Des compagnies et de la solitude.

Rechercher les compagnies, et les fuir, ce sont deux excès blâmables dans la dévotion des gens du monde, qui est celle dont je parle ici. Car fuir les compagnies, c'est marquer du dédain et du mépris pour le prochain; et les rechercher, c'est donner dans l'inutilité et l'oisiveté. Il faut aimer le prochain comme soi-même; pour montrer qu'on l'aime, il ne faut pas éviter d'être avec lui; et pour témoigner qu'on s'aime soi-même, il faut se plaire avec soi-même: Or on y est quand on est seul: _Pense à toi_, dit saint Bernard, _et puis aux autres_. Si donc rien ne vous presse de faire des visites, ou d'en recevoir chez vous, demeurez en vous-même, et entretenez-vous avec votre cœur. Mais si quelque visite vous arrive, ou que vous ayez de bons motifs pour en faire, allez au nom de Dieu, Philothée, et voyez votre prochain de bon cœur et de bon œil.

On appelle mauvaises compagnies celles qui sont animées de quelque mauvaise intention, ou bien quand ceux qui s'y trouvent sont vicieux, libres et dissolus. Pour celles-là, il faut s'en détourner tout-à-fait, comme les abeilles se détournent d'un amas de frelons et de taons. Car, comme ceux qui ont été mordus par des chiens enragés ont la sueur, l'haleine et la salive dangereuses, principalement pour les enfans et les personnes délicates; de même le commerce des gens vicieux et libres en paroles ne peut avoir que de grands dangers, surtout pour ceux dont la dévotion est encore tendre et délicate.

Il y a des compagnies qui ne sont aucunement utiles, si ce n'est pour se récréer et se reposer un peu des occupations sérieuses. Quant à celles-là, comme il ne faut pas y donner trop de temps, aussi peut-on y consacrer le loisir destiné à la récréation.
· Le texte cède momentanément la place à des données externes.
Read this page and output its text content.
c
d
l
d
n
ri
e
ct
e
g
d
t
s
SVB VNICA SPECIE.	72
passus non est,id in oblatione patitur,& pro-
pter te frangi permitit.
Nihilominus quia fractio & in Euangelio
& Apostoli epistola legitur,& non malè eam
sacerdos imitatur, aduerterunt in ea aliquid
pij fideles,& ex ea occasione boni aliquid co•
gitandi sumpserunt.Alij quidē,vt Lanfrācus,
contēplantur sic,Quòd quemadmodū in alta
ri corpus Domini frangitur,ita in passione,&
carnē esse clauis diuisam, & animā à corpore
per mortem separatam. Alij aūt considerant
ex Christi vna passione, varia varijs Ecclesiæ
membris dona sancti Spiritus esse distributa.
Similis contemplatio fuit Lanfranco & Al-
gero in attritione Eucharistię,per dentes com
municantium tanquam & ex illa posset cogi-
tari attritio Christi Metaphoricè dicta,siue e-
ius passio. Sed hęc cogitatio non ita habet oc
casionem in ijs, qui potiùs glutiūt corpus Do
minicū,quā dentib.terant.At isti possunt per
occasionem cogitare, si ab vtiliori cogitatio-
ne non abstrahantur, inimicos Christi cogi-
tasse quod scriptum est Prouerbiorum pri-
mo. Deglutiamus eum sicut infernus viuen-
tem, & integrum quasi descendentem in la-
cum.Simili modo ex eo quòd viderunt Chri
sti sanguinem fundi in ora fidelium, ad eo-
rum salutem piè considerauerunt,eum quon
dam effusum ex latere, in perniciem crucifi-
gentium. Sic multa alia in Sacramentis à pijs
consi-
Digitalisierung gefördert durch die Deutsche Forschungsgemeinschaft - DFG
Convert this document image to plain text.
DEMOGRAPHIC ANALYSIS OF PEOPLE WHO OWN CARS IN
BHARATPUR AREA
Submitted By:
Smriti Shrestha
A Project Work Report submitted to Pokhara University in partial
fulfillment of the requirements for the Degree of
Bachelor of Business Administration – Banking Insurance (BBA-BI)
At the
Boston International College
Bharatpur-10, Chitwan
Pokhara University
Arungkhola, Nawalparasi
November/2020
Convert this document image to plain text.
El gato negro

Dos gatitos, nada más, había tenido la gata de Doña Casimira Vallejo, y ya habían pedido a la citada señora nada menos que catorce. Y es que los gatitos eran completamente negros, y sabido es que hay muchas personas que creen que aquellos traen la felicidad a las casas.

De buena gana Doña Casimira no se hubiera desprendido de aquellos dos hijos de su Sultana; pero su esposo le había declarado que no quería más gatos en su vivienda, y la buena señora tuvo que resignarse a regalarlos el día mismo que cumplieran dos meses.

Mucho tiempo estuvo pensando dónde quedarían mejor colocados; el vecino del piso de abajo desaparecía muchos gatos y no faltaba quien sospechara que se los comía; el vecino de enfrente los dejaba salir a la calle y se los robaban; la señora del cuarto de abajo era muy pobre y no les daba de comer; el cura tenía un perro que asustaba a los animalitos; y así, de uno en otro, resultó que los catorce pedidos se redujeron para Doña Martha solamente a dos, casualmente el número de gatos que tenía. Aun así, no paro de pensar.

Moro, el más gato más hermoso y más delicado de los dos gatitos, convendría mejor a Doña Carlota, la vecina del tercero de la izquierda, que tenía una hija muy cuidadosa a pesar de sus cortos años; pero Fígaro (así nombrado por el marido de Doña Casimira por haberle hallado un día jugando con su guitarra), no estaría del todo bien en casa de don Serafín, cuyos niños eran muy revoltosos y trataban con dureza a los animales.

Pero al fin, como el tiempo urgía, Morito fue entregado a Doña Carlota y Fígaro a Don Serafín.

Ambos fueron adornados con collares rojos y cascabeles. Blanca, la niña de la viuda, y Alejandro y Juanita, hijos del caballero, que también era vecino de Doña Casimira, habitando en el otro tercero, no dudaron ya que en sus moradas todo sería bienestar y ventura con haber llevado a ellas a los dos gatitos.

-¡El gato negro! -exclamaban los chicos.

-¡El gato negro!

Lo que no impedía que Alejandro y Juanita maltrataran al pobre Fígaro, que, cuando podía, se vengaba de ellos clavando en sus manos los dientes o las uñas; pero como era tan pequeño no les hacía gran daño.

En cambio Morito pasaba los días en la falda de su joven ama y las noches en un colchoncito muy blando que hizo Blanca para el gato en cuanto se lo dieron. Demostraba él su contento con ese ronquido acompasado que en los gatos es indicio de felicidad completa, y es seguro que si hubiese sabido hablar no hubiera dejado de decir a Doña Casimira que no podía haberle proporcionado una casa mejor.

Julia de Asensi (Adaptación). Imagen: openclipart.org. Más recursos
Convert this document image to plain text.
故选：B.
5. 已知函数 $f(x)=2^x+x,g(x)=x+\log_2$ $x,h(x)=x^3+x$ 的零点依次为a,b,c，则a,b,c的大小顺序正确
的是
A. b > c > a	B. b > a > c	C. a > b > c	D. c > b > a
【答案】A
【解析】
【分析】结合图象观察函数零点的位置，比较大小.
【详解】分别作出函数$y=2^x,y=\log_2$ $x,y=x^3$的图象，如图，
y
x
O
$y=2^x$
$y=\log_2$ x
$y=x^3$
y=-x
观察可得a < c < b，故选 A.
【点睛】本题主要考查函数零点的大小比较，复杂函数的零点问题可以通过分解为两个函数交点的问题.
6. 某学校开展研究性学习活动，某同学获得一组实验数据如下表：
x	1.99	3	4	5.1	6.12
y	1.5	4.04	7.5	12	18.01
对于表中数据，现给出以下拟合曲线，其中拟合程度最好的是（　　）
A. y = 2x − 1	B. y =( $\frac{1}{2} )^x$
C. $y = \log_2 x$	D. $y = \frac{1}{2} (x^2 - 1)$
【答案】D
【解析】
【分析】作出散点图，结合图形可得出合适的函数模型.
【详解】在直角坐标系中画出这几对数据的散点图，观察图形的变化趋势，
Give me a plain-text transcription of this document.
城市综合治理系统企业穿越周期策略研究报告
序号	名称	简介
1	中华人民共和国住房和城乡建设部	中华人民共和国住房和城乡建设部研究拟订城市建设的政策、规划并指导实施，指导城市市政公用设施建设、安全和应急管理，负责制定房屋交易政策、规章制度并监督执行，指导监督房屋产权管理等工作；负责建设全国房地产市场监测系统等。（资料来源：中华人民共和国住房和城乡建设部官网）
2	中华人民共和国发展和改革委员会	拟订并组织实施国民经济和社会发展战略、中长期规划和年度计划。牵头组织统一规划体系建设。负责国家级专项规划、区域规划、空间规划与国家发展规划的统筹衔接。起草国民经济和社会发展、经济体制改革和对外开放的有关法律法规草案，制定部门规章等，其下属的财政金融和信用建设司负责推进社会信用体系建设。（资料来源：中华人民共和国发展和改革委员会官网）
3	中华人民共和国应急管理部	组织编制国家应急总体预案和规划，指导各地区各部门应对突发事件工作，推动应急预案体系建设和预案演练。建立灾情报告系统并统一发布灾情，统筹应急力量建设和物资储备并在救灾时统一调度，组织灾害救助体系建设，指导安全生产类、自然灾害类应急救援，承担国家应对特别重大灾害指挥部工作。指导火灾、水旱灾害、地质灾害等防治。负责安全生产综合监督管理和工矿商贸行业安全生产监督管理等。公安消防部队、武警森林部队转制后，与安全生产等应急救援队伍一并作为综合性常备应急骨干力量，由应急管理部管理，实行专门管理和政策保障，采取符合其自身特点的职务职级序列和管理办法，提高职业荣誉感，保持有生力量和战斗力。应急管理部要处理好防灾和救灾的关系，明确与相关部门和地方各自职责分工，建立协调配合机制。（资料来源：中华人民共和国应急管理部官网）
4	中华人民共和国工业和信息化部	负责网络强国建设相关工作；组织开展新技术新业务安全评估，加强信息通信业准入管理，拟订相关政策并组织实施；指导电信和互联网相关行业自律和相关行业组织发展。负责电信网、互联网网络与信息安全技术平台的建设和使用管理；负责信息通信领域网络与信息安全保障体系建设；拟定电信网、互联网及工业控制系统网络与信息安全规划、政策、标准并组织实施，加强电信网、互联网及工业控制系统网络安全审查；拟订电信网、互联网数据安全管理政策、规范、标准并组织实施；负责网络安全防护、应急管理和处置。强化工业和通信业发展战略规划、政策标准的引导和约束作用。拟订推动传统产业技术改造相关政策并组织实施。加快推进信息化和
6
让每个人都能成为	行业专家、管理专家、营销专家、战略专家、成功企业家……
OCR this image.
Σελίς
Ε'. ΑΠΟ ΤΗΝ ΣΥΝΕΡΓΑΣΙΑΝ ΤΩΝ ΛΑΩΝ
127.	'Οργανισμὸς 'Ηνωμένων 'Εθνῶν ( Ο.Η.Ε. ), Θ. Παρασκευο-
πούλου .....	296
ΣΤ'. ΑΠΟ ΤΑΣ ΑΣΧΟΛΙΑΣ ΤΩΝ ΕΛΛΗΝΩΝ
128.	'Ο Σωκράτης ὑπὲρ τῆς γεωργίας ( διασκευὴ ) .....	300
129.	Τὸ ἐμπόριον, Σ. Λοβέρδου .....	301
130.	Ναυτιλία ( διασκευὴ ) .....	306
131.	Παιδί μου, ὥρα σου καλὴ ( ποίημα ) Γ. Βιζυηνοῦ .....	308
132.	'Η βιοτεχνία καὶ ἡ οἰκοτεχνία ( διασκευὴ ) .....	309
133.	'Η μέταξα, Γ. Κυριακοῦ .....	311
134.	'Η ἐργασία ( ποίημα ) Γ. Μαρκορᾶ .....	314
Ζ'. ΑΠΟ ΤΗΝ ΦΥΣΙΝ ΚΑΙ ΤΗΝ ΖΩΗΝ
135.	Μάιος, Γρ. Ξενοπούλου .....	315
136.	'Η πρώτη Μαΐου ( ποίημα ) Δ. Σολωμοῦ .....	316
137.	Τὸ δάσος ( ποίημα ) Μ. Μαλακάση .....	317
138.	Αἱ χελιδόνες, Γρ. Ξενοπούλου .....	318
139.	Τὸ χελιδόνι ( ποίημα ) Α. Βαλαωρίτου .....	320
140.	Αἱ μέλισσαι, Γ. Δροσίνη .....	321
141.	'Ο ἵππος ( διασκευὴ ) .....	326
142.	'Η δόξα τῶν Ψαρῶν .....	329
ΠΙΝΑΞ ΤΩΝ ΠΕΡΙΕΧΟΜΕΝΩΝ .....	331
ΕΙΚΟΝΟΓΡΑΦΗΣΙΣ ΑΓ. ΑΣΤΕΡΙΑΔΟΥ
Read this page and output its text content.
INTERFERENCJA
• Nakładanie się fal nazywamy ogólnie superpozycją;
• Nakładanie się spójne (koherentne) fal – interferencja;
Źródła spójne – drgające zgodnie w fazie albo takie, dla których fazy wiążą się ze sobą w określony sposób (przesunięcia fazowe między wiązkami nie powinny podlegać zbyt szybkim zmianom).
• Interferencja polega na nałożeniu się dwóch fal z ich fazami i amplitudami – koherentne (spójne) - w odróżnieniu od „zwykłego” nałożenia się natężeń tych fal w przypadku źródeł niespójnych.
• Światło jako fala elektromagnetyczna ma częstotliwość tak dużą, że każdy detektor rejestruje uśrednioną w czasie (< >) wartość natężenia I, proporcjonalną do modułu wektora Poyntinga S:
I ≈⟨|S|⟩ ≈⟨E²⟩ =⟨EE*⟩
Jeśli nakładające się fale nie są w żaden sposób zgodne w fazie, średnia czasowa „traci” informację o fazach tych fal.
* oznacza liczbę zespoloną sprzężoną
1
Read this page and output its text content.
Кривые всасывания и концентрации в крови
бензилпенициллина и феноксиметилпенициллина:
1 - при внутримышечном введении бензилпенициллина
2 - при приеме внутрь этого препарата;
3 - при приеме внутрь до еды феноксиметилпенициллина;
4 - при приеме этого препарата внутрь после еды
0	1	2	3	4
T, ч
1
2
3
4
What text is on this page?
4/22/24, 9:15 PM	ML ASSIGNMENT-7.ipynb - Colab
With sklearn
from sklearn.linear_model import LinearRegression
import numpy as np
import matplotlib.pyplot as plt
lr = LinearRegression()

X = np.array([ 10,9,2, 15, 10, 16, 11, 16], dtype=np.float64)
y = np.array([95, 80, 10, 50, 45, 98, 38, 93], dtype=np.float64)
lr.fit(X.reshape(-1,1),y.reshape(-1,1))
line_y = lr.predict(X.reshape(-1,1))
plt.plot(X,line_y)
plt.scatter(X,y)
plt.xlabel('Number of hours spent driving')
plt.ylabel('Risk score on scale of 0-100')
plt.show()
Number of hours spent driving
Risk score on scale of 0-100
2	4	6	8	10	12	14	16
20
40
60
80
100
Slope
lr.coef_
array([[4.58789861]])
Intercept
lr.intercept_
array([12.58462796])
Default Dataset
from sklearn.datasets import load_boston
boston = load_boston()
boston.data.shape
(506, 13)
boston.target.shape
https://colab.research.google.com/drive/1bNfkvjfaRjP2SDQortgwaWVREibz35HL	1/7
Il en est d'autres qui ne sont que d'honnêteté, comme sont les visites mutuelles; et certaines assemblées qui se font pour honorer le prochain; et quant à celles-là, s'il ne faut pas y mettre trop d'importance, aussi ne faut-il pas les mépriser d'une manière incivile; mais y satisfaire avec modestie et prudence, afin d'éviter également l'impolitesse et la légèreté.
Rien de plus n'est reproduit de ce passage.